§ 31 SpkG
Sparkassengesetz des Landes Mecklenburg-Vorpommern (SpkG)
Landesrecht Mecklenburg-Vorpommern

Abschnitt 5 – Aufsicht

Titel: Sparkassengesetz des Landes Mecklenburg-Vorpommern (SpkG)
Normgeber: Mecklenburg-Vorpommern
Amtliche Abkürzung: SpkG
Gliederungs-Nr.: 2023-4
Normtyp: Gesetz

§ 31 SpkG – Befugnisse der Sparkassenaufsichtsbehörde

(1) Die Aufsicht erstreckt sich darauf, dass Verwaltung und Geschäftsführung der Sparkassen den Gesetzen, den Rechtsverordnungen, der Satzung und den aufsichtsbehördlichen Anordnungen entsprechen (Rechtsaufsicht). Bei der Durchführung der Aufsicht kann sich die Sparkassenaufsichtsbehörde der Einrichtungen des Ostdeutschen Sparkassenverbandes und in Ausnahmefällen anderer Dritter bedienen, deren Kosten die Sparkasse trägt.
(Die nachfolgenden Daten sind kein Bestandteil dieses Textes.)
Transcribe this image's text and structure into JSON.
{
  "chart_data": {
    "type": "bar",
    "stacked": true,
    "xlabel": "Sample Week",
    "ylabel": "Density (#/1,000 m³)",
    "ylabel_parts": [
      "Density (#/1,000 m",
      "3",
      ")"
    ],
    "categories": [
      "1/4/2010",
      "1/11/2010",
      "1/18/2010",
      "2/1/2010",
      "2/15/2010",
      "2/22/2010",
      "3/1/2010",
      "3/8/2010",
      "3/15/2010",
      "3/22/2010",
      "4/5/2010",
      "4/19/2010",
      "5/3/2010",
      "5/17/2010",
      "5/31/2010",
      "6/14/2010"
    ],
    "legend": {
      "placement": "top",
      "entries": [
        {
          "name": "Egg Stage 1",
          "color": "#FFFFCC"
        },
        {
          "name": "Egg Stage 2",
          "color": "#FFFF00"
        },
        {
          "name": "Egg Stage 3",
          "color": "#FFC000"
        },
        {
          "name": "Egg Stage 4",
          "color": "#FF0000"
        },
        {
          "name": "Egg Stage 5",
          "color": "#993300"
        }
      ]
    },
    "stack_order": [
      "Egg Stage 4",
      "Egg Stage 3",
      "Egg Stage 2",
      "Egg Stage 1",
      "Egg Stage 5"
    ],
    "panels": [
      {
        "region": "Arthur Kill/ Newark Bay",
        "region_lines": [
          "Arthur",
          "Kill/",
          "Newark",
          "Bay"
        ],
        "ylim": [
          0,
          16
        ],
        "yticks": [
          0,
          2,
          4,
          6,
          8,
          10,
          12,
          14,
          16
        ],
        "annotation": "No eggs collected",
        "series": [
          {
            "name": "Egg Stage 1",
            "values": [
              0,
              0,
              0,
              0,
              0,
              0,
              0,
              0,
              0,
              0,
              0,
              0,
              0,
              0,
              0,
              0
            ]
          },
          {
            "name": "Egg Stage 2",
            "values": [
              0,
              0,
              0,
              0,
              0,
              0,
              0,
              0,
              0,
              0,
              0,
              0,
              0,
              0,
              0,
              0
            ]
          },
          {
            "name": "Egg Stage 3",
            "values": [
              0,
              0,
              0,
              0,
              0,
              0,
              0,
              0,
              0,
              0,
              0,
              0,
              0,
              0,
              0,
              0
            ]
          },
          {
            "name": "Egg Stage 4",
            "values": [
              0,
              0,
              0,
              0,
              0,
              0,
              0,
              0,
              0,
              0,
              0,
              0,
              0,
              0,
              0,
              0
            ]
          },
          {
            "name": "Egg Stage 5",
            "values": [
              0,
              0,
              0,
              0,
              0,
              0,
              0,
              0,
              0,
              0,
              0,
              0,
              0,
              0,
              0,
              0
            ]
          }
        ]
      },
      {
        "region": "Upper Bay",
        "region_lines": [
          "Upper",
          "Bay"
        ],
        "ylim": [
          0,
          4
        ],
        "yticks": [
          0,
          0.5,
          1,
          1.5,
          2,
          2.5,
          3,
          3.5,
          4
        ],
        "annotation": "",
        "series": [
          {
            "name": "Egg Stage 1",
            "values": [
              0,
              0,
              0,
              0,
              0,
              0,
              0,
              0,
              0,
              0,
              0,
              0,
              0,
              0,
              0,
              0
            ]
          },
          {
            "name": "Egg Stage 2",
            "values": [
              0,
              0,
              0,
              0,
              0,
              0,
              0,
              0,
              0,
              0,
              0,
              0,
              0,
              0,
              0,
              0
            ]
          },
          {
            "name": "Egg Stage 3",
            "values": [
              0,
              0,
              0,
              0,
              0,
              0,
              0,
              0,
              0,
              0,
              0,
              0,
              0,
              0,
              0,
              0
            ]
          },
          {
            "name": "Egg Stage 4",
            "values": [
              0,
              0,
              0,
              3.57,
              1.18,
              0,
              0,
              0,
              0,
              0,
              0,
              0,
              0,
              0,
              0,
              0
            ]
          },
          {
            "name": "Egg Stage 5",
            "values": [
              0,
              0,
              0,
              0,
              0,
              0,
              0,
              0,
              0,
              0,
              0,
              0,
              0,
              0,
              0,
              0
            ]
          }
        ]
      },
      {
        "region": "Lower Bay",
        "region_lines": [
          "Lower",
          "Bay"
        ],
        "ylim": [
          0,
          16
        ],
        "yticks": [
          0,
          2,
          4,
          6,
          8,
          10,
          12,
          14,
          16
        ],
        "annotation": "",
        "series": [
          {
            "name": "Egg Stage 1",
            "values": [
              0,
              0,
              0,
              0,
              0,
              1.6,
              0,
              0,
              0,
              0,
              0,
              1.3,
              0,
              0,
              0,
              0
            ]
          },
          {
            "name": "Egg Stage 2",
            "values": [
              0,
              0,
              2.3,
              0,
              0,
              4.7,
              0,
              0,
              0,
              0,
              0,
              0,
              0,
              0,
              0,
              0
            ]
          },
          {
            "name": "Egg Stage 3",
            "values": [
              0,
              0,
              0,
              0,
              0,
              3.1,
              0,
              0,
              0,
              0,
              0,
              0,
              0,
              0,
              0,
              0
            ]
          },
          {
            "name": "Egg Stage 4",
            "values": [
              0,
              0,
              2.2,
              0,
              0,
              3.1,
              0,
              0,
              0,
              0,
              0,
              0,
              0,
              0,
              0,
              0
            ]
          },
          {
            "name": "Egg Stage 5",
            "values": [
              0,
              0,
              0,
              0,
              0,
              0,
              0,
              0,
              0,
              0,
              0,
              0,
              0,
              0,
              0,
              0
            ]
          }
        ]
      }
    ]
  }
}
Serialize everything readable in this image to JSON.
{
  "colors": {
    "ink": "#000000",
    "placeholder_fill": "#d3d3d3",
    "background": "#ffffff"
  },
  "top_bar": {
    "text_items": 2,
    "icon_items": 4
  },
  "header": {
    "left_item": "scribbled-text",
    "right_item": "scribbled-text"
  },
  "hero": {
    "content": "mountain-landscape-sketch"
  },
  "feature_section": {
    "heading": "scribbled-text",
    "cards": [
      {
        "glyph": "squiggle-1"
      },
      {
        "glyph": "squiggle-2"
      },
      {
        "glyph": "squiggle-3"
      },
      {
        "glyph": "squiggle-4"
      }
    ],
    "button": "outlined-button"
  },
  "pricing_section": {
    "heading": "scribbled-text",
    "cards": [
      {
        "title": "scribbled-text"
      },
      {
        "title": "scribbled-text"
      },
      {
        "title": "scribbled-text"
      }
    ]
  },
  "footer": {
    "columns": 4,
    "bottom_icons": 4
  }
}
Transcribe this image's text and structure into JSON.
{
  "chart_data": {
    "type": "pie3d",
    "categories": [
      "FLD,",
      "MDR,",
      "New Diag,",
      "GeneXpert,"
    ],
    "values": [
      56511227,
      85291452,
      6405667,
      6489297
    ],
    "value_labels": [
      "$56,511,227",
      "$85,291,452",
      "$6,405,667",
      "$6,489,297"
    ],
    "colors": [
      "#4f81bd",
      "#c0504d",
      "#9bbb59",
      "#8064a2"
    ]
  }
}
(2) Die Sparkassenaufsichtsbehörde kann sich jederzeit über die Angelegenheiten der Sparkassen unterrichten, insbesondere sämtliche Geschäfts- und Verwaltungsvorgänge nachprüfen, hierfür die Geschäftsräume der Sparkassen betreten sowie Berichte und Akten anfordern.

(3) Die Sparkassenaufsichtsbehörde kann verlangen, dass die Organe der Sparkasse zur Behandlung einer bestimmten Angelegenheit einberufen werden. Sie kann Beschlüsse und Anordnungen der Organe der Sparkasse, die das Recht verletzen, aufheben und verlangen, dass Maßnahmen, die auf Grund derartiger Beschlüsse oder Anordnungen getroffen worden sind, rückgängig gemacht werden.

(4) Erfüllt die Sparkasse die ihr obliegenden Rechtspflichten nicht oder kommt sie dem Verlangen der Sparkassenaufsichtsbehörde nach Absatz 3 nicht nach, so kann die Sparkassenaufsichtsbehörde die Sparkasse anweisen, innerhalb einer angemessenen Frist das erforderliche zu veranlassen. Kommt die Sparkasse der Anweisung nicht innerhalb der ihr gesetzten Frist nach, so kann die Sparkassenaufsichtsbehörde an Stelle der Sparkasse das Erforderliche anordnen und auf deren Kosten selbst durchführen oder durch einen Beauftragten durchführen lassen.

(5) Wenn und solange der ordnungsgemäße Geschäftsgang der Sparkasse es erfordert und die Befugnisse der Sparkassenaufsichtsbehörde nach den Absätzen 2 bis 4 nicht ausreichen, kann die Sparkassenaufsichtsbehörde einen Beauftragten bestellen, der alle oder einzelne Aufgaben der Sparkasse auf Kosten der Sparkasse wahrnimmt. Der Beauftragte hat die Stellung eines Organs der Sparkasse.